Son dönemde “erkeklerin prensesleşmesi” üzerine çok fazla konuşuluyor. Dünya bu kadar hızlı dönüşürken cinsiyete dair bakış açılarının, davranış kalıplarının ve hatta toplumsal yapıya dair tabuların değişmesi gayet doğal. Hele ki bu durum kadın erkek ilişkilerinde en fazla gündeme getirilen konuysa. Peki suçlu kim? Erkekler kendi kendine mi bu hale geldi? Yoksa geldikleri bir halden ziyade getirildikleri bir hal mi var?
Bu durumu en iyi açıklayabileceğimiz kavramlar anima ve animus kavramları elbette. Carl Jung’un bu kavramlar üstüne kurduğu psikolojik kuramı, bilinçaltının anlaşılması için önemli bir alet çantası çünkü Jung, her bireyin ruhunda hem erkek (animus) hem de kadın (anima) özelliklerine sahip olduğunu savunur. Bu kavramlar, bireyin bilinçaltındaki karşıt cinsiyet özelliklerini temsil eder ve bireyin kişisel gelişimi için büyük önem taşır. En basit haliyle anima, erkeklerin dişil yönlerini, animus ise kadınların eril yönlerini ifade eder. Jung’a göre, kişiler bu yönlerini entegre ederek daha bütün ve dengeli bir kişilik geliştirebilirler. Yani, sağlıklı bir kişi hem anima hem de animus yönlerini kabul edip entegre edebilir. Bu denge, kişinin ruhsal sağlığı ve kişisel gelişimi için kritiktir.
ANİMANIN MODERN ERKEKTEKİ ROLÜ
Günümüz erkekleri, geçmişe kıyasla duygusal ve sezgisel yönlerini daha fazla kabul ediyor ve bu yönleri ifade etmekte daha rahatlar. Bu, anima arketipinin daha fazla tanınması ve kabul edilmesi anlamına geliyor. Peki modern dünyada erkeklerin anima yönleriyle barışık olması, ne şekilde kendini gösteriyor? Erkekler artık duygularını açıkça ifade edebiliyor mu gerçekten? Eğer öyleyse bu durum onları daha empatik ve anlayışlı yapmaz mı?

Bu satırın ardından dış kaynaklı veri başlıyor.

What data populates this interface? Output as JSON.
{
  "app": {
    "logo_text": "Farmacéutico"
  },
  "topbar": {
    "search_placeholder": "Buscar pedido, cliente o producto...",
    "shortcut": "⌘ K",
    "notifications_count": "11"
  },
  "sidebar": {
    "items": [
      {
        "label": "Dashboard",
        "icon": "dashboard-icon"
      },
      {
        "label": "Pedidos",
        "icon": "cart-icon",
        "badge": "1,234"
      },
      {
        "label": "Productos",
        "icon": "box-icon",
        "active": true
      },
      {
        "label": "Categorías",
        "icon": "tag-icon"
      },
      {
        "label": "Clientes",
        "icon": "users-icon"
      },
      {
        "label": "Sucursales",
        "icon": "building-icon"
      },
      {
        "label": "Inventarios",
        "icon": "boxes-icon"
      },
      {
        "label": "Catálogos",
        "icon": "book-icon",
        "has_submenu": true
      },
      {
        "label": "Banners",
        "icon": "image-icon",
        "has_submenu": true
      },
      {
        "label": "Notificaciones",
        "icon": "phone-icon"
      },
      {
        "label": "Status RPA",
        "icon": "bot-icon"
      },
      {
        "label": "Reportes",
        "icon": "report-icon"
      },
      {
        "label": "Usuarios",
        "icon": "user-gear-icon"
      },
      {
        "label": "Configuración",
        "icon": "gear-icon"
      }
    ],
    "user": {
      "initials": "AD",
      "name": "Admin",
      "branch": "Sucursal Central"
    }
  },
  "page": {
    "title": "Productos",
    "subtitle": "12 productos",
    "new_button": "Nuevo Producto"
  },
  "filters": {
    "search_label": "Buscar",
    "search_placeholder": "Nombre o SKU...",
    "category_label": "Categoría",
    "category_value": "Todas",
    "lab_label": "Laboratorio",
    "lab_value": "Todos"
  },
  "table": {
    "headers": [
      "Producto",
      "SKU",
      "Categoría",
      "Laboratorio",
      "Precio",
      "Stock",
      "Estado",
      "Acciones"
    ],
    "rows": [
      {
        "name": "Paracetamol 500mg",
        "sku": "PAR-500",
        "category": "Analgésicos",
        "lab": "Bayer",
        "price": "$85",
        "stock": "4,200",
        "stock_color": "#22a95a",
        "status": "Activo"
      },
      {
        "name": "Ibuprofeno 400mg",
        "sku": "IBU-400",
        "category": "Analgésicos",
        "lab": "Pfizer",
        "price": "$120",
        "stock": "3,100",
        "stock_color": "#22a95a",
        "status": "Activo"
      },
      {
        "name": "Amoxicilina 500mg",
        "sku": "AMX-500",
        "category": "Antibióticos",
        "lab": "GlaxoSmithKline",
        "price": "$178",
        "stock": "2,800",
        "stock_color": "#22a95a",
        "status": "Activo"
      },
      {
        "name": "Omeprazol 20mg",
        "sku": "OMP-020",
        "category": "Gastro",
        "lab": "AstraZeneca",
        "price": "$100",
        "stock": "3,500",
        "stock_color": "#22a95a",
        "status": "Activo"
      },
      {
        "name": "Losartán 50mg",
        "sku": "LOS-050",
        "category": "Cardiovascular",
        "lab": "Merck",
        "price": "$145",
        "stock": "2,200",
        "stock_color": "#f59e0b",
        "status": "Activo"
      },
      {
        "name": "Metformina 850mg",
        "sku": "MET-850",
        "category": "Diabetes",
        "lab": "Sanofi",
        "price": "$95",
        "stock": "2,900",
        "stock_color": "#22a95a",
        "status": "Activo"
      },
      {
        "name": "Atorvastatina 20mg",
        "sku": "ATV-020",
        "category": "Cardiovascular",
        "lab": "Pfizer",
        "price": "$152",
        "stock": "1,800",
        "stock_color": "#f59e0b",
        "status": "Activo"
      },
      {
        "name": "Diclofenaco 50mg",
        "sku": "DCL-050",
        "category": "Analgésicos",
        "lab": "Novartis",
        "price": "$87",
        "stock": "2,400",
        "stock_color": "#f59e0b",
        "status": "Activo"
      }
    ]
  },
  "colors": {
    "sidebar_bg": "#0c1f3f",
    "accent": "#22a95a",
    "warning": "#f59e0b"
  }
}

Anima yönüyle bağlantılı erkekler, romantik ve platonik ilişkilerde daha derin bir empati ve anlayış sergilerler. Bu, ilişkilerin daha sağlam ve tatmin edici olmasına katkıda bulunur çünkü anima, yaratıcılığı ve sanatsal ifadeyi destekler. Her ne kadar anima, erkeklerin dişil yönlerini temsil etse de animusun da erkeklerdeki rolünü göz ardı etmemek gerekir. Animus, karar verme, mantıklı düşünme ve liderlik özelliklerini içerir. Sağlıklı bir anima-animus dengesi, erkeklerin daha bütünsel ve dengeli bireyler olmalarına katkıda bulunur.

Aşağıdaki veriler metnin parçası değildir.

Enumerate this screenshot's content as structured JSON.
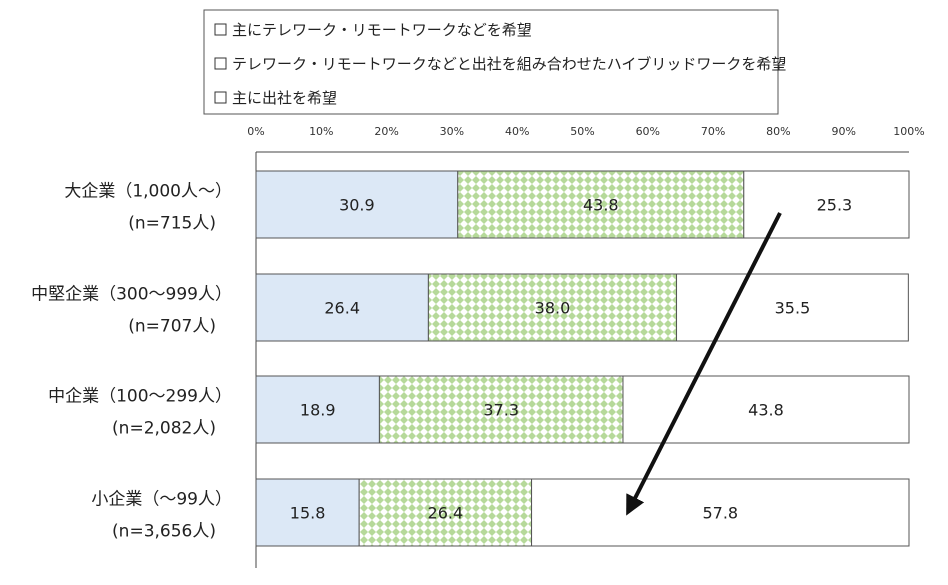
{
  "chart_data": {
    "type": "bar",
    "orientation": "horizontal",
    "stacked": "percent",
    "categories": [
      {
        "name": "大企業（1,000人～）",
        "n": "(n=715人)"
      },
      {
        "name": "中堅企業（300～999人）",
        "n": "(n=707人)"
      },
      {
        "name": "中企業（100～299人）",
        "n": "(n=2,082人)"
      },
      {
        "name": "小企業（～99人）",
        "n": "(n=3,656人)"
      }
    ],
    "series": [
      {
        "name": "主にテレワーク・リモートワークなどを希望",
        "values": [
          30.9,
          26.4,
          18.9,
          15.8
        ],
        "color": "#dce8f6"
      },
      {
        "name": "テレワーク・リモートワークなどと出社を組み合わせたハイブリッドワークを希望",
        "values": [
          43.8,
          38.0,
          37.3,
          26.4
        ],
        "color": "#d9ecc7"
      },
      {
        "name": "主に出社を希望",
        "values": [
          25.3,
          35.5,
          43.8,
          57.8
        ],
        "color": "#ffffff"
      }
    ],
    "x_ticks": [
      "0%",
      "10%",
      "20%",
      "30%",
      "40%",
      "50%",
      "60%",
      "70%",
      "80%",
      "90%",
      "100%"
    ],
    "xlim": [
      0,
      100
    ],
    "legend_position": "top",
    "grid": false,
    "annotation": "arrow"
  }
}
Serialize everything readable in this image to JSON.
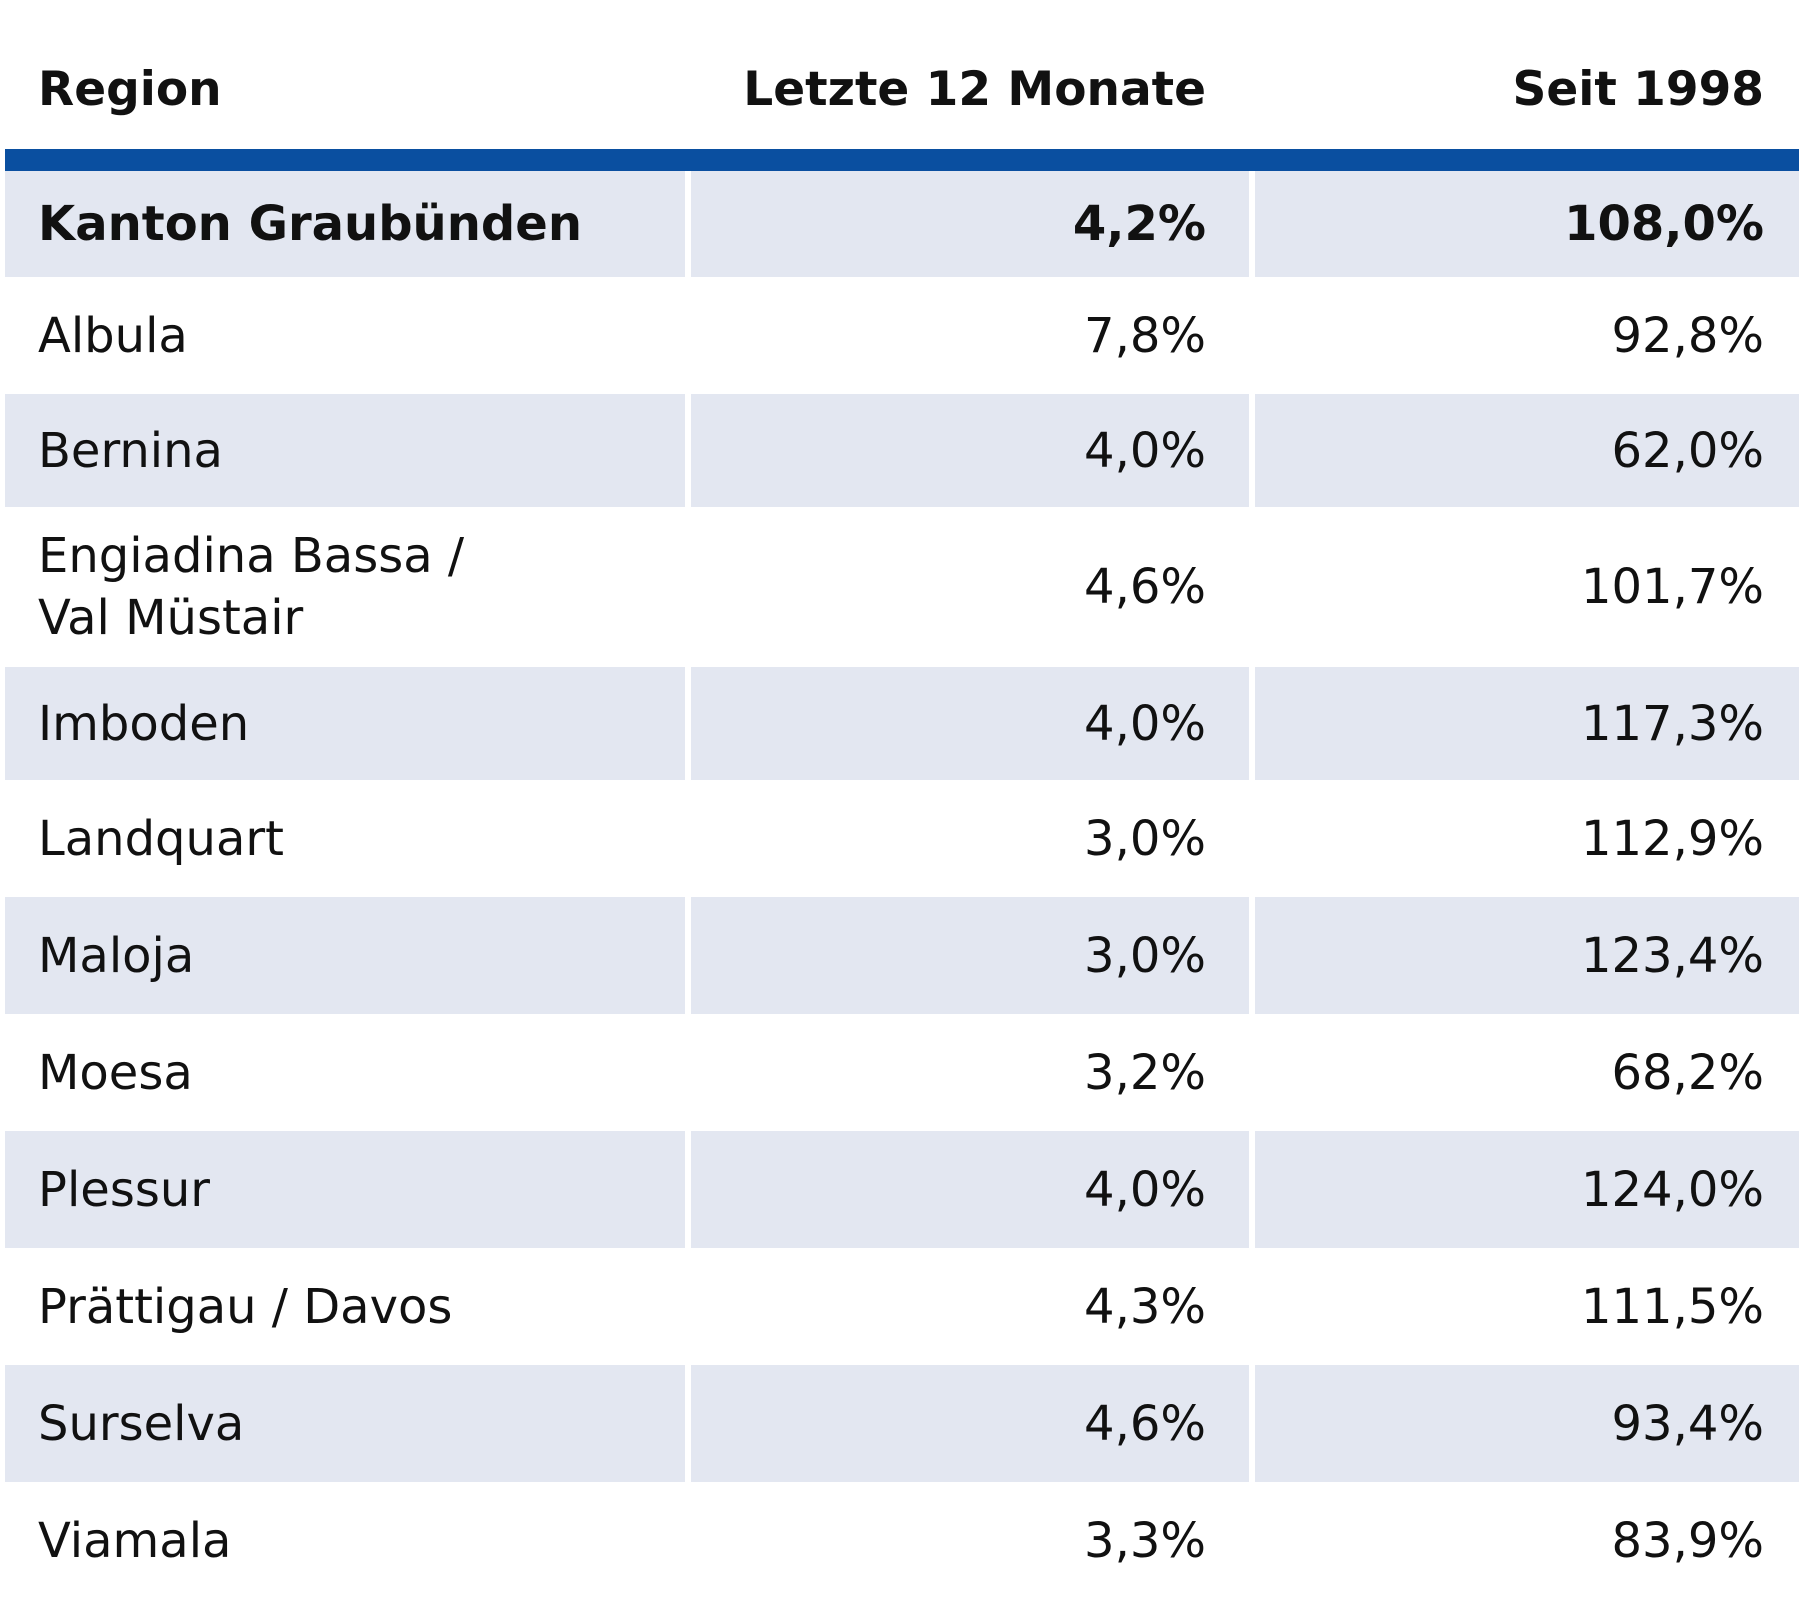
{
  "chart_data": {
    "type": "table",
    "columns": [
      "Region",
      "Letzte 12 Monate",
      "Seit 1998"
    ],
    "rows": [
      {
        "region": "Kanton Graubünden",
        "last12": "4,2%",
        "since1998": "108,0%",
        "bold": true
      },
      {
        "region": "Albula",
        "last12": "7,8%",
        "since1998": "92,8%"
      },
      {
        "region": "Bernina",
        "last12": "4,0%",
        "since1998": "62,0%"
      },
      {
        "region": "Engiadina Bassa /\nVal Müstair",
        "last12": "4,6%",
        "since1998": "101,7%"
      },
      {
        "region": "Imboden",
        "last12": "4,0%",
        "since1998": "117,3%"
      },
      {
        "region": "Landquart",
        "last12": "3,0%",
        "since1998": "112,9%"
      },
      {
        "region": "Maloja",
        "last12": "3,0%",
        "since1998": "123,4%"
      },
      {
        "region": "Moesa",
        "last12": "3,2%",
        "since1998": "68,2%"
      },
      {
        "region": "Plessur",
        "last12": "4,0%",
        "since1998": "124,0%"
      },
      {
        "region": "Prättigau / Davos",
        "last12": "4,3%",
        "since1998": "111,5%"
      },
      {
        "region": "Surselva",
        "last12": "4,6%",
        "since1998": "93,4%"
      },
      {
        "region": "Viamala",
        "last12": "3,3%",
        "since1998": "83,9%"
      }
    ]
  },
  "colors": {
    "header_rule": "#0a4fa0",
    "band": "#e3e7f1",
    "text": "#111111"
  }
}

Günümüz toplumunda, toplumsal cinsiyet rollerinin esneklik kazanması, erkeklerin anima yönlerini daha fazla kabul etmelerine olanak tanıyor, onu kabul ediyorum. Eskiye göre özellikle de Alfa ve Z kuşağı özelinde erkeklerin duygusal ve empatik yönlerini sergilemeleri, toplumsal normlar tarafından daha fazla kabul görüyor. Buraya kadar bir problem yok. Problem bu aynı dengenin bozulduğu kadın ile bir araya gelindiğinde ortaya çıkıyor.

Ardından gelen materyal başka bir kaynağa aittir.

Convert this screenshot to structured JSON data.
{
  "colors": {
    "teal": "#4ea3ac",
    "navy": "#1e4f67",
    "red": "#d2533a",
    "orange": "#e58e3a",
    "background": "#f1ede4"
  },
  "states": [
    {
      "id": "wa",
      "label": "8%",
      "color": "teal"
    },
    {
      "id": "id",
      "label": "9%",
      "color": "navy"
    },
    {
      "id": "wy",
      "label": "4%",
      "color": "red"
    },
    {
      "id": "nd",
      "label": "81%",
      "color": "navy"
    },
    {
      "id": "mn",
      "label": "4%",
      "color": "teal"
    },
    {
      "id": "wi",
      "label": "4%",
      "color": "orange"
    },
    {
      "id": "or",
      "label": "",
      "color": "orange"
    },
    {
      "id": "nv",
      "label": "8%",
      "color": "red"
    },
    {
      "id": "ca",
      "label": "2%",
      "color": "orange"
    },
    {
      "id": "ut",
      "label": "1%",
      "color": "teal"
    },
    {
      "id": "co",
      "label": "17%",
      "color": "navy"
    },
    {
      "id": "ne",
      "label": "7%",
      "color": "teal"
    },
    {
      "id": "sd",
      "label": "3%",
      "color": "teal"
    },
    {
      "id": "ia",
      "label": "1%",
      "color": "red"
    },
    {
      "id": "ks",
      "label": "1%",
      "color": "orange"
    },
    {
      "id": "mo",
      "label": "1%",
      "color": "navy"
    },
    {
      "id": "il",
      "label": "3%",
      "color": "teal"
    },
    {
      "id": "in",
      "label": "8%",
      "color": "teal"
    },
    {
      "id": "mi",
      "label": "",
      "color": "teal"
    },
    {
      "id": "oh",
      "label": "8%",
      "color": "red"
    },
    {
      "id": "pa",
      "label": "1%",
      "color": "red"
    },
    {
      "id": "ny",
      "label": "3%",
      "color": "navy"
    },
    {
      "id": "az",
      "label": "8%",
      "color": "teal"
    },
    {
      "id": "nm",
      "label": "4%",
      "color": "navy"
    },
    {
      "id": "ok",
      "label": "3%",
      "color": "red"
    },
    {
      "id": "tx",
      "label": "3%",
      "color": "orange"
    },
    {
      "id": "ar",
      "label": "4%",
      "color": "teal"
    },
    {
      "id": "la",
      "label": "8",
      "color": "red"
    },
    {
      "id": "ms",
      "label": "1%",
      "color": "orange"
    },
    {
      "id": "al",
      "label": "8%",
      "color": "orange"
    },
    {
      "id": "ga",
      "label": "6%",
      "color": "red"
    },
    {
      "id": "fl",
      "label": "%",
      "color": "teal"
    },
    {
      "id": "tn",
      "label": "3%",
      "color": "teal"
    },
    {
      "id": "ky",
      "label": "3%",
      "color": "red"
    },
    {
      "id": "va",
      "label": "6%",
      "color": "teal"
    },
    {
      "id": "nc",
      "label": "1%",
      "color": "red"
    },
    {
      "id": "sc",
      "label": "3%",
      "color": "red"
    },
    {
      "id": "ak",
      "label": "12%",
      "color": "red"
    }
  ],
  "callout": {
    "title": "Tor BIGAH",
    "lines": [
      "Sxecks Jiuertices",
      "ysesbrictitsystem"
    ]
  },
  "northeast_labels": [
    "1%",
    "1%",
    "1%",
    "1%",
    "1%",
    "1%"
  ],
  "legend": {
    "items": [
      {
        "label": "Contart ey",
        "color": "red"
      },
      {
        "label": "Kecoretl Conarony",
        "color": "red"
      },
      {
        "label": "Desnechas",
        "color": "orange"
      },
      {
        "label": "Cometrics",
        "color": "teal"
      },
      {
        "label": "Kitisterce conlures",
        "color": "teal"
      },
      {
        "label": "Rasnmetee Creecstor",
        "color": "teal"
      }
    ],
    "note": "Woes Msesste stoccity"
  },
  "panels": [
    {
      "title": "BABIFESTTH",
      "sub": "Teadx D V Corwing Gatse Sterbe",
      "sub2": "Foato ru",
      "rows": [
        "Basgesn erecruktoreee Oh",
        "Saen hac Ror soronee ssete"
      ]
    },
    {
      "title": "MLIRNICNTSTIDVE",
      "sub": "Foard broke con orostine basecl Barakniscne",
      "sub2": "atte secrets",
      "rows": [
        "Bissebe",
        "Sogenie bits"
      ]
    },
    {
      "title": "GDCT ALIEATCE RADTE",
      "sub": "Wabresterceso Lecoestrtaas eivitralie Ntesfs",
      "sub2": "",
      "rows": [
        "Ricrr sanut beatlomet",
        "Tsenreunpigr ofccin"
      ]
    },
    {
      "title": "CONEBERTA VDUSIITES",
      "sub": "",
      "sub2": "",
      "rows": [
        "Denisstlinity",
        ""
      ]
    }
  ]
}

GELENEKSEL MASKÜLENLİK VE ANİMA-ANİMUS DENGESİ
Son dönemde bazı çevrelerde erkeklerin “prenses gibi” davranmaya başlamasıyla linç kültürüne yeni bir pencere açıldı resmen. Bu eleştiriler, erkeklerin giderek daha duygusal, hassas ve bakımlı olmalarının, geleneksel erkeklik tanımlarını zayıflattığına dair söylemler etrafında toplanıyor. Özellikle kadınlar, erkeklerin güçlü, sert ve dayanıklı olma rollerinden uzaklaşarak daha yumuşak ve duygusal bir yapıya büründüklerini savunuyorlar. Bu durumun, erkeklerin rekabetçi ve koruyucu doğalarını körelttiği, onları daha savunmasız ve kırılgan hale getirdiği ileri sürülse de ben sorumluluk almaktan uzak davrandıklarını gözlemliyorum. Yani savunmasız ve kırılgan olmaktan ziyade senelerdir üstlerine yapışan “her şeyi halleden güçlü erkek” olmaktan kaçmaya çalışan bir halleri var. Bir şey rayına oturmadan illa ki suyu çıkarılıyor malum. İşte biz tam da o suyun ölesiyle çıkarıldığı bir ara dönemdeyiz. Evrim sürecinde sancılı bir geçiş evresindeyiz.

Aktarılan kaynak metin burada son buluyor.